Friday, February 24, 2012

Observations: Hurricane Holy-SHIT-Fuck – Epic Tropical Low

Epic Tropical Low!? Gnarly Depression!? Yeah those don’t sound nearly as cool as Epic Hurricane and Gnarly Cyclone, but who uses the word Gnarly anymore anyway??

On Monday, January 30th, after a nice rainstorm overnight and into the morning and after my second to last ‘Healthy Woman, Healthy Children, Health Family’ Talk, Nurse Nicholas informs me that the radio has reported a hurricane (‘cyclone’ in this part of the world) over Efate heading South. Over the next day and a half I hear the same thing as we get pounded mercilessly by winds and rain – I mean coconut trees were bending practically in half before snapping up straight when the winds died down a little bit. People were strapping down for a hurricane: preparing houses, repairing old and new damage – Hurricane Holy-SHIT-Fuck is on the way and we’re ready. Well, the Peace Corps Office finally gets back to me on that wonderful gadget they gave us: the Satellite Phone. I can’t begin to decry the SAT Phone now, it would take an entire blog, but I can at least say that, you would think – you would think – setting up a network of satellites for the use of advanced phone networks would mean that the same ingenuity would go into designing the actual phone and its functions, but, unfortunately, no. They could take some pointers from the Cell Phone companies. In an actual emergency, I think I would walk the hour up the hill to use my cell phone instead of waiting on the SAT Phone. Now, to get back to the point, the Peace Corps Office gets back to me and tells me that Hurricane Holy-SHIT-Fuck is actually a Tropical Low – Tropical Low Holy-SHIT-Fuck?? – and is, in fact, not over Efate, but next to us. The Epic Tropical Low was, at that time, hovering over Santo – much closer to Maewo, which would explain the shit storm that hit us. I have never seen this amount of rain or wind.
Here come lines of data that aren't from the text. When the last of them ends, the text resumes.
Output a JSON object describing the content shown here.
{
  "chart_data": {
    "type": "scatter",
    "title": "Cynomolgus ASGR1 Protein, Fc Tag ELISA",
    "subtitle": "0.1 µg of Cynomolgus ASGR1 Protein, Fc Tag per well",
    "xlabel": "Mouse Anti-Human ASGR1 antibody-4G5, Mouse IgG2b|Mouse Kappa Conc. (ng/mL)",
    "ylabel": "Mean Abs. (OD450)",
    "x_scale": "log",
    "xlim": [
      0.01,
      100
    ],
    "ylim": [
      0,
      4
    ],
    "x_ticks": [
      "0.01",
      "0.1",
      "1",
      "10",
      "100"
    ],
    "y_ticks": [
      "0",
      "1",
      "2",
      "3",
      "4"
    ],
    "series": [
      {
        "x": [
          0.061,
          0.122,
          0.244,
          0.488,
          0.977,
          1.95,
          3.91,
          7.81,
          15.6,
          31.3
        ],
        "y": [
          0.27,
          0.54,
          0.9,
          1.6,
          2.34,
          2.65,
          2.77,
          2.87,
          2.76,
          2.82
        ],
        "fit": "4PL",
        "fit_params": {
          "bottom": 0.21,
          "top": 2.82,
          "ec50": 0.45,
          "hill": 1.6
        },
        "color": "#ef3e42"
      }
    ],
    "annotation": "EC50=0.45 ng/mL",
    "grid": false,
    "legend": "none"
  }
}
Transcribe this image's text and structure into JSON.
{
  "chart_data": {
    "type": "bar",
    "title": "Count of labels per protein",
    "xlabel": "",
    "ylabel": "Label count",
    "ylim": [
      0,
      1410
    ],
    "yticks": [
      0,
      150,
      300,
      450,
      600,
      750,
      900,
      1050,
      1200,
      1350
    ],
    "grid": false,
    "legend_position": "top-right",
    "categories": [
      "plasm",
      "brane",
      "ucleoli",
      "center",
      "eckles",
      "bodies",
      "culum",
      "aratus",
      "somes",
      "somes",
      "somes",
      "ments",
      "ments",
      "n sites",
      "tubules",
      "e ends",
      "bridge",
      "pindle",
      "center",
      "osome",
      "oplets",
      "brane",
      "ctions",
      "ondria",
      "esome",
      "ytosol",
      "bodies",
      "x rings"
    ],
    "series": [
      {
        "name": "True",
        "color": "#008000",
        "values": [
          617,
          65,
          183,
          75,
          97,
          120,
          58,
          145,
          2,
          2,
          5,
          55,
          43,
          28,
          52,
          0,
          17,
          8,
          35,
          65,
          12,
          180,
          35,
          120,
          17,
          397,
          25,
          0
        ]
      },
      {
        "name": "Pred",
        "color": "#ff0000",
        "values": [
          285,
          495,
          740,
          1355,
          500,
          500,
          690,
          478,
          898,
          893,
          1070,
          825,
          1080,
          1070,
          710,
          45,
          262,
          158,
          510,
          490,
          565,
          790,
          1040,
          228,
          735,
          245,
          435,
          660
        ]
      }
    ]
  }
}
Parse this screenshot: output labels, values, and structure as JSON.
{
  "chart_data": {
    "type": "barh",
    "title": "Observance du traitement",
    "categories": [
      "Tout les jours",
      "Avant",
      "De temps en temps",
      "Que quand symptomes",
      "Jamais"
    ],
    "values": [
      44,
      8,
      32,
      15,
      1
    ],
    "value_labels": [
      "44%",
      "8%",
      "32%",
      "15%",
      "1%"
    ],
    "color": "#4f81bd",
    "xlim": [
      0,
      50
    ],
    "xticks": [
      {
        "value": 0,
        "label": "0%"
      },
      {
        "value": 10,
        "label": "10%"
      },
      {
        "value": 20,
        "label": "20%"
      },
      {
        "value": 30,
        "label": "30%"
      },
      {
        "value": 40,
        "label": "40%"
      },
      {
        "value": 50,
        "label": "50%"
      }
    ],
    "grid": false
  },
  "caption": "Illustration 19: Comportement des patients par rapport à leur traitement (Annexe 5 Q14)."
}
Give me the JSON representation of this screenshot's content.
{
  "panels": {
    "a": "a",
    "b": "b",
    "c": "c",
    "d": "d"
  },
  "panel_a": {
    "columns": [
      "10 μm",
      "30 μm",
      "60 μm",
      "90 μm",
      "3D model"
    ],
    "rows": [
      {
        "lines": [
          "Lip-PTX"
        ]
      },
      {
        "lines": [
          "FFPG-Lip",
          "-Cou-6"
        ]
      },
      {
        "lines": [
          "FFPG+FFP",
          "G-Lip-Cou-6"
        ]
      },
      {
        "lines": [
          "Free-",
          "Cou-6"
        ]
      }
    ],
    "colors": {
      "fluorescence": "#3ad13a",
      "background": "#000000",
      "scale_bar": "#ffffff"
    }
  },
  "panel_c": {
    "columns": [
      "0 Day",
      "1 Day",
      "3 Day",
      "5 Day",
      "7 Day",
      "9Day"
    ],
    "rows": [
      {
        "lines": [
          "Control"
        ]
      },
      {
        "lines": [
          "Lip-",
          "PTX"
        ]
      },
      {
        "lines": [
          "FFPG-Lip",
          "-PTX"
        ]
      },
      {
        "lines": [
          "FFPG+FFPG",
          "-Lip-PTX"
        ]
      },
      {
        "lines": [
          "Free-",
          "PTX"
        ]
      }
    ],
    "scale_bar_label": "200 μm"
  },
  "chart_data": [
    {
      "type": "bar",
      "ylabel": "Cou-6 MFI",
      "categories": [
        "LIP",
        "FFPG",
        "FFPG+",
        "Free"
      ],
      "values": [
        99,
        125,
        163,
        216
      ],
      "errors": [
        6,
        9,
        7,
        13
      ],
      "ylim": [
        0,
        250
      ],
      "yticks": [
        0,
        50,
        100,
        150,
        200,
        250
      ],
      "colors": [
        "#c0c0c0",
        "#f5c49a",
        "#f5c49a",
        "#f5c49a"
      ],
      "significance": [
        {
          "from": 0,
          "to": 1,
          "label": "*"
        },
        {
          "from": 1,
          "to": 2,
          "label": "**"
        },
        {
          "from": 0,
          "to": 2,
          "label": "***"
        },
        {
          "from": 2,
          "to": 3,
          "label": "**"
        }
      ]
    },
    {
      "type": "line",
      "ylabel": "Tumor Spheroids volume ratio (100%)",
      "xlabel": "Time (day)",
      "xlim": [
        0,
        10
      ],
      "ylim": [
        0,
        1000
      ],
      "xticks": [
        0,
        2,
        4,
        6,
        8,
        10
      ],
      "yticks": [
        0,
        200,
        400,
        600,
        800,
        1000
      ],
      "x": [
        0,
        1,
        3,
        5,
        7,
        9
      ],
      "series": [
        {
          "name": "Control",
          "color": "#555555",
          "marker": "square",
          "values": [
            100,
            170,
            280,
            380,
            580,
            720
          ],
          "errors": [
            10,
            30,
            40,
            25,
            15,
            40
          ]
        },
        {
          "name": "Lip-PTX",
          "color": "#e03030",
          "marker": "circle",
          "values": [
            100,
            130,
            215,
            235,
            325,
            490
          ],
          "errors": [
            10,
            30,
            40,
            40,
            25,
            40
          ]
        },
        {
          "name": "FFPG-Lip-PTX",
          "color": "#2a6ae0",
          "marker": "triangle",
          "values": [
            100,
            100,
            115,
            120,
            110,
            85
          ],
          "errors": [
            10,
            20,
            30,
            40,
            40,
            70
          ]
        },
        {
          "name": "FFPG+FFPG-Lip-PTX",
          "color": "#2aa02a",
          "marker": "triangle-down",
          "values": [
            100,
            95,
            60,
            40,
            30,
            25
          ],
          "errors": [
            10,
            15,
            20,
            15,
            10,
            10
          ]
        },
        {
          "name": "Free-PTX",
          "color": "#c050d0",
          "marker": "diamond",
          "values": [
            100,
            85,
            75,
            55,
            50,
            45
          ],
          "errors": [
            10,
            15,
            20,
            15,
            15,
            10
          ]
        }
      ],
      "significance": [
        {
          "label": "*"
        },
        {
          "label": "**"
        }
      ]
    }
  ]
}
People who had gone to the gardens came back to find the river a raging torrent and were unable to get across. The following day the river had torn apart the surrounding land and practically doubled in width. The ocean had destroyed the beach and scattered coral and coconut trees all over. Worst of all, I found that my toilet had flooded. This was discovered as I realized the toilet paper wasn’t going very far down. With a handy flashlight, I found that my toilet’s pit – not even half full the day before – was filled with water mixed with excrement and almost to the top – Holy-SHIT-Fuck! In my estimation, that qualifies as a natural disaster, but that’s just my observation.